Brazilian Grand Prix Circuit Guide & Need to Know Stats

Brazilian Grand Prix Circuit Guide & Need to Know Stats

This Brazilian Grand Prix Circuit Guide is your ticket to understanding the Autódromo José Carlos Pace and why it’s one of the more prized podiums on the Formula 1 schedule.

Our Brazilian Grand Prix Circuit Guide features the 2019 penultimate race on the Formula 1 calendar will be hosted in Brazil, home of the legendary Ayrton Senna. The circuit’s official name currently is the Autódromo José Carlos Pace, more affectionately known simply by “Interlagos”. This anti-clockwise circuit is home of rich history and tradition. Part of this is driven by the love of motorsports from Brazilian fans. It’s also a driver’s track due to the amount of elevation changes, difficult cornering, and being famous for unpredictable race conditions. Brazil is known to have wet conditions come from no where so drivers who fair well in the rain tend to perform better on the weekend.

Not many pre-World War II racing circuits remain but Interlagos is one of them. Formula 1 made it’s first stop at the circuit dozens of years after construction began in 1938. Along with the history of the Brazilian Grand Prix, Formula 1 fans in Brazil have seen success at their home race when the championship started racing in 1973. Luckily, there was a talented Brazilian driving at the time who gave the fans back to back home wins as Emmerson Fittipaldi took the victory in 1973 and 1974.

Brazilian Grand Prix Circuit Guide To A Driver’s Track

Let’s go through the portion of the some of the Brazilian Grand Prix Circuit Guide and talk through some of the technical factors that make the Autódromo José Carlos Pace considered a “driver’s track”. Below is a high level summary of the must-know stats going into the Brazilian Grand Prix.

Number Of Laps

Circuit Length (km)

Race Distance (km)

Gear Changes

Braking Loads Light But Tricky

For starters, the circuit happens to be the third-shortest lap of the Formula 1 schedule (after Monaco and Mexico City). Despite the short nature of the circuit, there aren’t many braking zones. Of the mere six designated braking zones, only 2 are considered to be “heavy braking”. All in, less than 20% of the lap is spent braking. Over the past years on the circuit, tyre wear is lower but but locking up into these braking zones has always been observed as higher in Brazil. The back right tyre often experiences the worst amount of tyre degradation due to the anti-clockwise layout mentioned before.

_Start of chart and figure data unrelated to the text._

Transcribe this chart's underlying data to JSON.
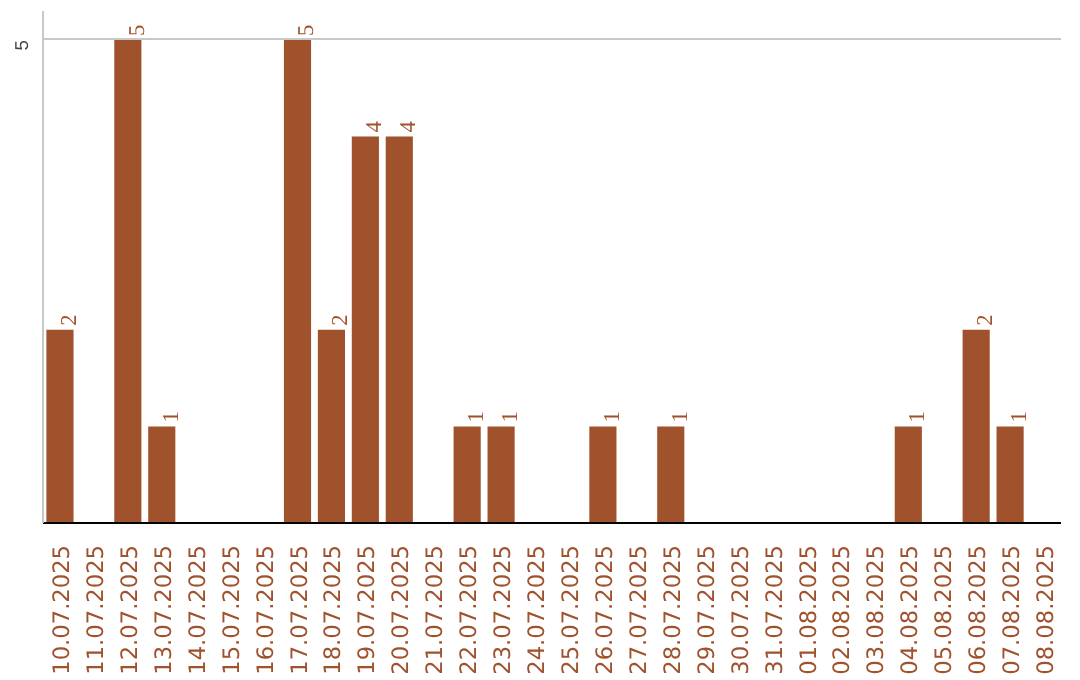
{
  "chart_data": {
    "type": "bar",
    "categories": [
      "10.07.2025",
      "11.07.2025",
      "12.07.2025",
      "13.07.2025",
      "14.07.2025",
      "15.07.2025",
      "16.07.2025",
      "17.07.2025",
      "18.07.2025",
      "19.07.2025",
      "20.07.2025",
      "21.07.2025",
      "22.07.2025",
      "23.07.2025",
      "24.07.2025",
      "25.07.2025",
      "26.07.2025",
      "27.07.2025",
      "28.07.2025",
      "29.07.2025",
      "30.07.2025",
      "31.07.2025",
      "01.08.2025",
      "02.08.2025",
      "03.08.2025",
      "04.08.2025",
      "05.08.2025",
      "06.08.2025",
      "07.08.2025",
      "08.08.2025"
    ],
    "values": [
      2,
      0,
      5,
      1,
      0,
      0,
      0,
      5,
      2,
      4,
      4,
      0,
      1,
      1,
      0,
      0,
      1,
      0,
      1,
      0,
      0,
      0,
      0,
      0,
      0,
      1,
      0,
      2,
      1,
      0
    ],
    "value_labels": [
      "2",
      null,
      "5",
      "1",
      null,
      null,
      null,
      "5",
      "2",
      "4",
      "4",
      null,
      "1",
      "1",
      null,
      null,
      "1",
      null,
      "1",
      null,
      null,
      null,
      null,
      null,
      null,
      "1",
      null,
      "2",
      "1",
      null
    ],
    "color": "#a0522d",
    "ylim": [
      0,
      5.3
    ],
    "yticks": [
      5
    ],
    "grid": "y"
  }
}
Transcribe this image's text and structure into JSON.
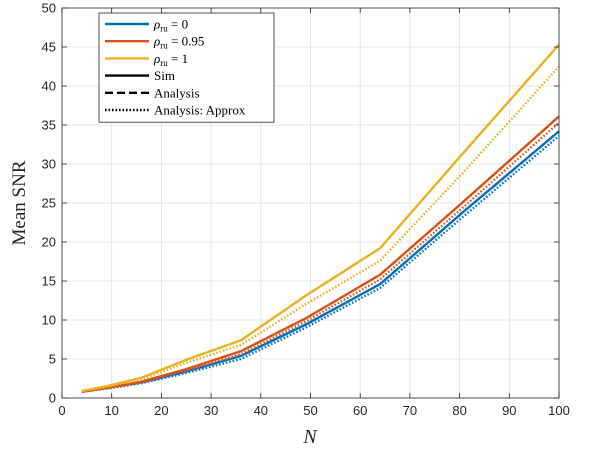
{
  "chart_data": {
    "type": "line",
    "xlabel": "N",
    "ylabel": "Mean SNR",
    "xlim": [
      0,
      100
    ],
    "ylim": [
      0,
      50
    ],
    "xticks": [
      "0",
      "10",
      "20",
      "30",
      "40",
      "50",
      "60",
      "70",
      "80",
      "90",
      "100"
    ],
    "yticks": [
      "0",
      "5",
      "10",
      "15",
      "20",
      "25",
      "30",
      "35",
      "40",
      "45",
      "50"
    ],
    "grid": true,
    "legend_position": "top-left",
    "x": [
      4,
      9,
      16,
      25,
      36,
      49,
      64,
      81,
      100
    ],
    "series": [
      {
        "name_prefix": "ρ",
        "name_sub": "ru",
        "name_suffix": " = 0",
        "method": "Sim",
        "style": "solid",
        "color": "#0072BD",
        "values": [
          0.8,
          1.3,
          2.0,
          3.4,
          5.4,
          9.4,
          14.6,
          24.0,
          34.2
        ]
      },
      {
        "name_prefix": "ρ",
        "name_sub": "ru",
        "name_suffix": " = 0",
        "method": "Analysis",
        "style": "dashed",
        "color": "#0072BD",
        "values": [
          0.8,
          1.3,
          2.0,
          3.4,
          5.4,
          9.4,
          14.6,
          24.0,
          34.2
        ]
      },
      {
        "name_prefix": "ρ",
        "name_sub": "ru",
        "name_suffix": " = 0",
        "method": "Analysis: Approx",
        "style": "dotted",
        "color": "#0072BD",
        "values": [
          0.8,
          1.2,
          1.9,
          3.2,
          5.0,
          9.0,
          14.1,
          23.4,
          33.6
        ]
      },
      {
        "name_prefix": "ρ",
        "name_sub": "ru",
        "name_suffix": " = 0.95",
        "method": "Sim",
        "style": "solid",
        "color": "#D95319",
        "values": [
          0.8,
          1.3,
          2.1,
          3.7,
          6.0,
          10.2,
          15.8,
          25.3,
          36.1
        ]
      },
      {
        "name_prefix": "ρ",
        "name_sub": "ru",
        "name_suffix": " = 0.95",
        "method": "Analysis",
        "style": "dashed",
        "color": "#D95319",
        "values": [
          0.8,
          1.3,
          2.1,
          3.7,
          6.0,
          10.2,
          15.8,
          25.3,
          36.1
        ]
      },
      {
        "name_prefix": "ρ",
        "name_sub": "ru",
        "name_suffix": " = 0.95",
        "method": "Analysis: Approx",
        "style": "dotted",
        "color": "#D95319",
        "values": [
          0.8,
          1.3,
          2.0,
          3.5,
          5.6,
          9.8,
          15.2,
          24.6,
          35.3
        ]
      },
      {
        "name_prefix": "ρ",
        "name_sub": "ru",
        "name_suffix": " = 1",
        "method": "Sim",
        "style": "solid",
        "color": "#EDB120",
        "values": [
          0.9,
          1.5,
          2.6,
          4.9,
          7.4,
          13.1,
          19.2,
          31.6,
          45.3
        ]
      },
      {
        "name_prefix": "ρ",
        "name_sub": "ru",
        "name_suffix": " = 1",
        "method": "Analysis",
        "style": "dashed",
        "color": "#EDB120",
        "values": [
          0.9,
          1.5,
          2.6,
          4.9,
          7.4,
          13.1,
          19.2,
          31.6,
          45.3
        ]
      },
      {
        "name_prefix": "ρ",
        "name_sub": "ru",
        "name_suffix": " = 1",
        "method": "Analysis: Approx",
        "style": "dotted",
        "color": "#EDB120",
        "values": [
          0.9,
          1.4,
          2.4,
          4.5,
          6.8,
          12.0,
          17.6,
          29.1,
          42.5
        ]
      }
    ],
    "legend": [
      {
        "kind": "color",
        "color": "#0072BD",
        "prefix": "ρ",
        "sub": "ru",
        "suffix": " = 0"
      },
      {
        "kind": "color",
        "color": "#D95319",
        "prefix": "ρ",
        "sub": "ru",
        "suffix": " = 0.95"
      },
      {
        "kind": "color",
        "color": "#EDB120",
        "prefix": "ρ",
        "sub": "ru",
        "suffix": " = 1"
      },
      {
        "kind": "style",
        "style": "solid",
        "label": "Sim"
      },
      {
        "kind": "style",
        "style": "dashed",
        "label": "Analysis"
      },
      {
        "kind": "style",
        "style": "dotted",
        "label": "Analysis: Approx"
      }
    ]
  }
}
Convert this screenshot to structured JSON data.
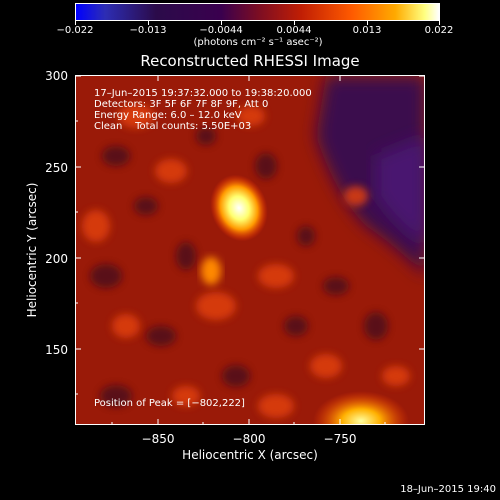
{
  "colorbar": {
    "tick_labels": [
      "−0.022",
      "−0.013",
      "−0.0044",
      "0.0044",
      "0.013",
      "0.022"
    ],
    "units_label": "(photons cm⁻² s⁻¹ asec⁻²)"
  },
  "title": "Reconstructed RHESSI Image",
  "info": {
    "time_range": "17–Jun–2015 19:37:32.000 to 19:38:20.000",
    "detectors": "Detectors: 3F 5F 6F 7F 8F 9F, Att 0",
    "energy_range": "Energy Range: 6.0 – 12.0 keV",
    "clean_counts": "Clean    Total counts: 5.50E+03",
    "peak_position": "Position of Peak = [−802,222]"
  },
  "axes": {
    "ylabel": "Heliocentric Y (arcsec)",
    "xlabel": "Heliocentric X (arcsec)",
    "y_ticks": [
      "300",
      "250",
      "200",
      "150"
    ],
    "x_ticks": [
      "−850",
      "−800",
      "−750"
    ]
  },
  "timestamp": "18–Jun–2015 19:40"
}
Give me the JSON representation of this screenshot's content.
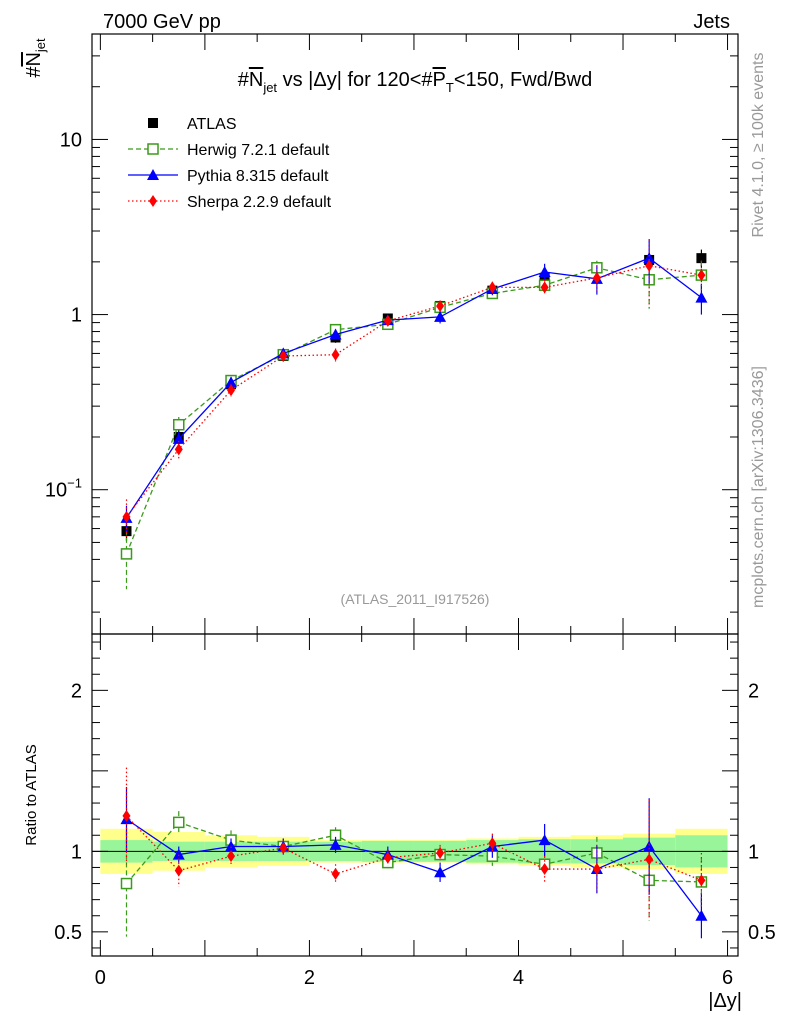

Brazilian Grand Prix Circuit Likely To See Strict Track Limits Enforced

Our analysis predicts a very high call on track limits being the source of many deleted laps. This will be especially in effect through turn 8. The short, flowy track will demand the drivers squeeze every ounce of performance they can so don’t be surprised if you see some of the drivers taking this to the extreme using a lot of kerb.

Brazilian Grand Prix Circuit Down Force & Set Up

This circuit is mid-level down force circuit, leaning on the higher end. Sector 1 will experience a number of tests that will show whether the driver set ups can handle the downforce of the circuit. Verstappen has gone on record in the past saying The Brazilian Grand Prix doesn’t suit their car but the data might suggest otherwise. The lengthier straight headed into Turn One presents an opportunity for cars quicker in a straight line to pick grid spots off. But the more brave drivers with the better down force dependent set ups will use Turn One as their prime overtaking opportunity. It’ll be particularly revealing of technical skill as the circuit falls away suddenly right at the apex. High entry plus late brakes and technical difficulties on driving will yield some electric turn one moments. I’d be paying attention at the start of this race for Lap One.

Rookie drivers like Lando Norris and Alex Albon will be supremely tested at this circuit as most of them haven’t participated in a series that would bring them to Interlagos. This will be a particularly important grand prix for the rookie Red Bull driver who was promoted seven short races ago. Alex Albon is still unsure if Red Bull thinks he earned his 2020 seat as he remains one of the only drivers on the grid not sure of their F1 career next season. Here’s what he had to say going into the Brazilian Grand Prix:

Alex Albon Ahead Of His First Driver At Interlagos

Sao Paolo looks very cool and it’s a drivers track which takes you back to the old school of racing which I enjoy. Interlagos has a lot of history and it’s one of the circuits I’ve been looking forward to most this year to drive. Obviously I’ve never been before but from what I understand the weather is always going to be tricky there which always makes for an exciting weekend.